Entre las ruinas de una civilización superior

Viajé el pasado mes de junio a Londres. Caí en la cuenta que se cumplían 20 años de mi primer viaje a la ciudad. Por el medio estuve siempre de paso. Así que este fue el primer viaje en mucho tiempo en que pude observar la ciudad con calma.

No guardo grandes impresiones generales del Londres de aquel viaje de hace veinte años, más allá de la impresión que me generaron calles como Whitehall, lugares como Picadilly Circus y los museos que visitamos. Y cuando digo que no tengo muchos recuerdos de una visión general de la ciudad me refiero a que no recuerdo tener la impresión de que estuviera visitando una ciudad turistificada y parquetematizada como sentí esta última vez.

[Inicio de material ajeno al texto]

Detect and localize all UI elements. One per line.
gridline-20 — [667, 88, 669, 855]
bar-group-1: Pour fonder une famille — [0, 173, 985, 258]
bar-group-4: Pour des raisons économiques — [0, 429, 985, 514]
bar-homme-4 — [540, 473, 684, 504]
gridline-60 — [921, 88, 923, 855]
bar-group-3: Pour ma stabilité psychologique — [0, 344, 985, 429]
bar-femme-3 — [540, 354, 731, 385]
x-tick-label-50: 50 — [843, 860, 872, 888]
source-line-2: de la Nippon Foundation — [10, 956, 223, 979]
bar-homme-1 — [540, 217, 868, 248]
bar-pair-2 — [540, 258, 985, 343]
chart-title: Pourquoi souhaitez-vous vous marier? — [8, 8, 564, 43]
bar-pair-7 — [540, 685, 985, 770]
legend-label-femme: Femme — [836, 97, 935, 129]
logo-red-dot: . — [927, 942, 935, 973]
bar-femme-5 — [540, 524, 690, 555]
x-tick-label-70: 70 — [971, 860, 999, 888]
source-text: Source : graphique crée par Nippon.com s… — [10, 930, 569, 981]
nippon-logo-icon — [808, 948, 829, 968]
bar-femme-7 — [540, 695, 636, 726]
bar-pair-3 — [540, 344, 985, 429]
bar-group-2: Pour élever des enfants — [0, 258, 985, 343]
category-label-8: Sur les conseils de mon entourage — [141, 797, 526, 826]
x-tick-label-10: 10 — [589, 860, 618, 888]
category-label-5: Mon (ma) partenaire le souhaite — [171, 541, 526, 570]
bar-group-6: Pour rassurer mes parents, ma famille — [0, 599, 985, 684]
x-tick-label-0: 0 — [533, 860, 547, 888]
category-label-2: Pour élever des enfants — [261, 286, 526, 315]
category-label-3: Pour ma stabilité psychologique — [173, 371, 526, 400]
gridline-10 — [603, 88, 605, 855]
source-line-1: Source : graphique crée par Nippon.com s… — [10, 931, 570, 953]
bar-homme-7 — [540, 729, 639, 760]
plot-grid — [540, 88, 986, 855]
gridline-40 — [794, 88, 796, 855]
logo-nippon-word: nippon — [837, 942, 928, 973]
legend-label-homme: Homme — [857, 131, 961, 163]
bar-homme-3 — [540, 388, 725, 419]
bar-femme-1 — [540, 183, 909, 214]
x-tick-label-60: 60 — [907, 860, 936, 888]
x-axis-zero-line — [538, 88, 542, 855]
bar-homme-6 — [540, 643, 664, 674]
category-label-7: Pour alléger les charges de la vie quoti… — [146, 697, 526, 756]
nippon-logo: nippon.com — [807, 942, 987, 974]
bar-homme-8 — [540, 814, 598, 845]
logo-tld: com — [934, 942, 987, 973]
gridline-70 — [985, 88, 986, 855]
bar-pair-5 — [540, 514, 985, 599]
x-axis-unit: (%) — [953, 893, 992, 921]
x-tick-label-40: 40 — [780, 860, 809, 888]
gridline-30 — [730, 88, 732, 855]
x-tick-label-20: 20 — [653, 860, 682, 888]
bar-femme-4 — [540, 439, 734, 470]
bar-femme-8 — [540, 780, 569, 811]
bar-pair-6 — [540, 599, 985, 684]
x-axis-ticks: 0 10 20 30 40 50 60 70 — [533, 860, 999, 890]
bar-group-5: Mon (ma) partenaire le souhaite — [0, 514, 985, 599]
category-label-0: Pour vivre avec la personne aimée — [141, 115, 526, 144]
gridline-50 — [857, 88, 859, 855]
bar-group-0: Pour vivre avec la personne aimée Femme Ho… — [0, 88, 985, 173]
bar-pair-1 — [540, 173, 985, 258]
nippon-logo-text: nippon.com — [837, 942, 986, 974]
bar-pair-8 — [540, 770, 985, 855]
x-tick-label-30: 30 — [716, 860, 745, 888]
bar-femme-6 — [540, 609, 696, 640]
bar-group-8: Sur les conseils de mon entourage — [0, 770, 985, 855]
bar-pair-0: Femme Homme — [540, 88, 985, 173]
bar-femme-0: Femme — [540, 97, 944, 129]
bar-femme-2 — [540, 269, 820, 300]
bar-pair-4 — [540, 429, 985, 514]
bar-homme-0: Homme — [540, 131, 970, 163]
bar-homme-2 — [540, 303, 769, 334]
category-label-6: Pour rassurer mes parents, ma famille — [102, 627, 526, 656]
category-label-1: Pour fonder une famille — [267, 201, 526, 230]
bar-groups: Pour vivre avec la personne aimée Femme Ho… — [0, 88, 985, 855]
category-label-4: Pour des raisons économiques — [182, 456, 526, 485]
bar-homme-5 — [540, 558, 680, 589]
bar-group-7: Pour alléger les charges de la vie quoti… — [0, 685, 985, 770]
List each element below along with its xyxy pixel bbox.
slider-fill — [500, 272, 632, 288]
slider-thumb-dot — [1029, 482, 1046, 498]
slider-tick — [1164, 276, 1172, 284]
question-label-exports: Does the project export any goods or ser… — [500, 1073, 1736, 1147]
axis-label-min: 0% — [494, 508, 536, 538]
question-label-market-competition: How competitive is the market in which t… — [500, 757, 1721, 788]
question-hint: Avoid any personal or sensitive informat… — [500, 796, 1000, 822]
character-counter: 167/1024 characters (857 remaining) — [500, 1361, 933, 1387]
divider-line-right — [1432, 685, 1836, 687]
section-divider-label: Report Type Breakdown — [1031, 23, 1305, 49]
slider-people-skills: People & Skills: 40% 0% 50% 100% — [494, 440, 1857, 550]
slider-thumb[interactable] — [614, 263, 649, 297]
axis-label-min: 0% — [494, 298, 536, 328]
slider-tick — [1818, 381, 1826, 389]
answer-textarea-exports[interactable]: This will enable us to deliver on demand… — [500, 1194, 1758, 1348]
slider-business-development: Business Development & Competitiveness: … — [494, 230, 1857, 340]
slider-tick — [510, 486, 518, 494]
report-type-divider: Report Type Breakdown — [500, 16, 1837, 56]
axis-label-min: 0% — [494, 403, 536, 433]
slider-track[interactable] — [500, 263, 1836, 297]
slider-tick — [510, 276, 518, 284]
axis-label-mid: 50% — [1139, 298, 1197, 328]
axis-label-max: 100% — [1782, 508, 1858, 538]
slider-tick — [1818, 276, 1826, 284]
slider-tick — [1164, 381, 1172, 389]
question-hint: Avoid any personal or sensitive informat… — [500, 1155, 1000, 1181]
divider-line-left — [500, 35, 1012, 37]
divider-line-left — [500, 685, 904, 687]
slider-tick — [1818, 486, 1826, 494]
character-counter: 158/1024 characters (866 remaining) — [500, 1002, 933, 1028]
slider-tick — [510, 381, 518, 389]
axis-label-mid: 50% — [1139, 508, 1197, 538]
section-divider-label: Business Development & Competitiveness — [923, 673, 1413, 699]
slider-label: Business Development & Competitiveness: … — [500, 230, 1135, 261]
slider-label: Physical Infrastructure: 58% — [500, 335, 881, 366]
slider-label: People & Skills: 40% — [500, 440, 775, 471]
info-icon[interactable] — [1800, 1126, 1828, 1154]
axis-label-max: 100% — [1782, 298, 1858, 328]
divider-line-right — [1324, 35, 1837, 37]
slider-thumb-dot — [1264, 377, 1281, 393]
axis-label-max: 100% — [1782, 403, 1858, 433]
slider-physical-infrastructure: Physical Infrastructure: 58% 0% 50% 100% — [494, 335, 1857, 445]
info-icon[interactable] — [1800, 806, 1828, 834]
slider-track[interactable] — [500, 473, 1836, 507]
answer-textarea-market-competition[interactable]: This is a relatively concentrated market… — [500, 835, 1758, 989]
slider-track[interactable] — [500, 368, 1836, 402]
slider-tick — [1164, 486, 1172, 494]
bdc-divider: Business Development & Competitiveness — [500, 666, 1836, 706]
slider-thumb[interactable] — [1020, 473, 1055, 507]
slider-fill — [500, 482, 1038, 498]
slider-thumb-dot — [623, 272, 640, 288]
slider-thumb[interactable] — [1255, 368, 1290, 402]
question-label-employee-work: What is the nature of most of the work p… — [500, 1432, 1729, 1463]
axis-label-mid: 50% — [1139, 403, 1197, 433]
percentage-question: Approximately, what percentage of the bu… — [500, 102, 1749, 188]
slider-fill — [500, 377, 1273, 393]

Unos metros más allá de esta cabina había otra con una enorme cola para hacerse la foto. Esta en cambio estaba vacía.

Quizás yo haya cambiado y preste ahora atención a detalles que antes pasaba por alto. Pero no pude evitar la sensación de que estábamos allí muchos para visitar una idea de ciudad que conocíamos por libros de historia, novelas y películas sólo para encontrarnos un Londres transformado en un escaparate para el turismo. La globalización se abre paso frente al comercio tradicional y uno encuentra una sucesión de tiendas Adidas, Uniqlo, Zara, franquicias de comida rápida y tiendas para turistas. Y no dejó de llamarme la atención el contraste entre edificios históricos y los carteles chillones de tiendas de vapeo o de conveniencia. Por supuesto, Londres conserva lugares tranquilos donde alejarse de las masas, como la antigua estación eléctrica de Battersea o el Tate Modern.

La antigua central eléctrica de Battersea reconvertida en un centro comercial de lujo.

Me pregunté qué pensarían todos aquellos turistas de clase media del Lejano Oriente, del subcontinente asiático y de Oriente Medio que me crucé. Imagino que fueron a Londres en busca de una ciudad que en su imaginación era la capital sofisticada de un imperio para encontrarse algo diferente. Es como si sobre el Londres histórico se acumularan capas de globalización e inmigración que hubieran transformado la ciudad en algo que empezaba a dejar de ser inglés. Así que la la pregunta inevitable era cuándo llegaremos a un punto de no retorno.